1. To jump start a discharged battery from a good (donor) battery, park both vehicles close to each other but not touching. Do not have the donor vehicle running during this process because it could cause electrical damage if there is an electrical surge while the cables are connected. Better safe than sorry.
2. Open the hoods and locate the battery terminals, which are often enclosed by a plastic cover. Open the cover to expose the terminals and wipe off any excess corrosion with a rag. Do not attempt to jump start a damaged or leaking battery as this could cause a spark or fire. On vehicles with a battery located in the trunk, under a seat, or use side battery terminals, you should find a red plastic cover labeled as positive (+) in the engine compartment. This is there for you to make the positive booster connection.
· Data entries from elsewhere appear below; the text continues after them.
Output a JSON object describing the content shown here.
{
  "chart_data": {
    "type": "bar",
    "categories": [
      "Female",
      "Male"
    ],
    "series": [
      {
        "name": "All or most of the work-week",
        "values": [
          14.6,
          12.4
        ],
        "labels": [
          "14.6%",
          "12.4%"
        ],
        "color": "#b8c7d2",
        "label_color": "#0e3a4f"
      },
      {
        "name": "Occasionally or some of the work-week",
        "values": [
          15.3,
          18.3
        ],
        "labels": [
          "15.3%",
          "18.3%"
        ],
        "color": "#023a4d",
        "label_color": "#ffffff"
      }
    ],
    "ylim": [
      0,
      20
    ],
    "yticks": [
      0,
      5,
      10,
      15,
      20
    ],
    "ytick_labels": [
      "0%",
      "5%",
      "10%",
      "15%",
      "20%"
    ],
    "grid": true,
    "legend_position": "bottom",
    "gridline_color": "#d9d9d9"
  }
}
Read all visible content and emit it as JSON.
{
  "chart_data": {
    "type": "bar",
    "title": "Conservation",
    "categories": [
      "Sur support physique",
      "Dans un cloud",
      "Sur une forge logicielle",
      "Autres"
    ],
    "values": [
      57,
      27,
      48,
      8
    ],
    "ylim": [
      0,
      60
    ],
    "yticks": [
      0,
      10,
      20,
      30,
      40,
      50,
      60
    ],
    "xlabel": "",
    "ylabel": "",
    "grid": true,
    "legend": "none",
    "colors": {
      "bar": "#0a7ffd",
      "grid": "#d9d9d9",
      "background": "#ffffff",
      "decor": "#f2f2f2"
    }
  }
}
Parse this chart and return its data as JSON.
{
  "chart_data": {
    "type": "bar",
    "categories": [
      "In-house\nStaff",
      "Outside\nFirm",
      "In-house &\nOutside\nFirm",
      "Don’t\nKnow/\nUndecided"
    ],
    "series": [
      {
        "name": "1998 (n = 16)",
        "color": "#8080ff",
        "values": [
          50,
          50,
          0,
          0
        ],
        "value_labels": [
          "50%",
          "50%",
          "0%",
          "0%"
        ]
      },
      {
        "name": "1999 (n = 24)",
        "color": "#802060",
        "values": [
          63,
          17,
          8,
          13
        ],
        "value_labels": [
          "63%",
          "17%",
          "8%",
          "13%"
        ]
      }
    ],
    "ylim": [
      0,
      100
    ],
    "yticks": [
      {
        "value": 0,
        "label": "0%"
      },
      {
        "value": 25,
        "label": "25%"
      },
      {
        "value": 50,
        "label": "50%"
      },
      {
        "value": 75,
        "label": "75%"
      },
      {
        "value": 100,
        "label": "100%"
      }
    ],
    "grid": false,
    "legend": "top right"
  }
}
Next while at the good battery, connect the negative (black) clamp to the negative (-) battery terminal. Finally, connect the other negative clamp to a bare metal part of the engine block on the dead car. Some vehicles even have designated negative (-) ground spots in the engine bay.
Be sure to make this last connection as far away from the battery as possible because a dead battery will emit hydrogen gas that could ignite if there is a slip with the clamps causing a spark. Also be aware of moving parts in the engine bay (such as belts) to ensure that the booster cables and clamps are clear and unobstructed. For your protection, be sure to wear safety goggles or a face mask and gloves when making the connections.
4. Now that you’ve completed the connected circuit, wait a few minutes for the voltage to transfer from the good battery to the discharged, then start it up with all of the accessory lights and power features turned off to minimize the power load. Once the vehicle is running, disconnect the booster cables in the reverse order: negative off the boosted car, negative off the helper car, positive off the helper car, positive off the boosted car.
5. Allow the boosted car to run for at least ten minutes to partially charge the battery before driving off. If the car does not restart on it’s own after going for a lengthy drive then have your battery, alternator and electrical system checked by a mechanic.
Don’t be surprised if your aging battery has difficulty starting your car in extremely cold conditions. Batteries can lose over half of their starting capacity in severe cold so if you’re experiencing weak starts, have your car’s electrical system checked before you’re in a situation where you have to have your battery boosted. It’s better to be proactive than having to pull out the booster cables on the coldest (or hottest) day of the year.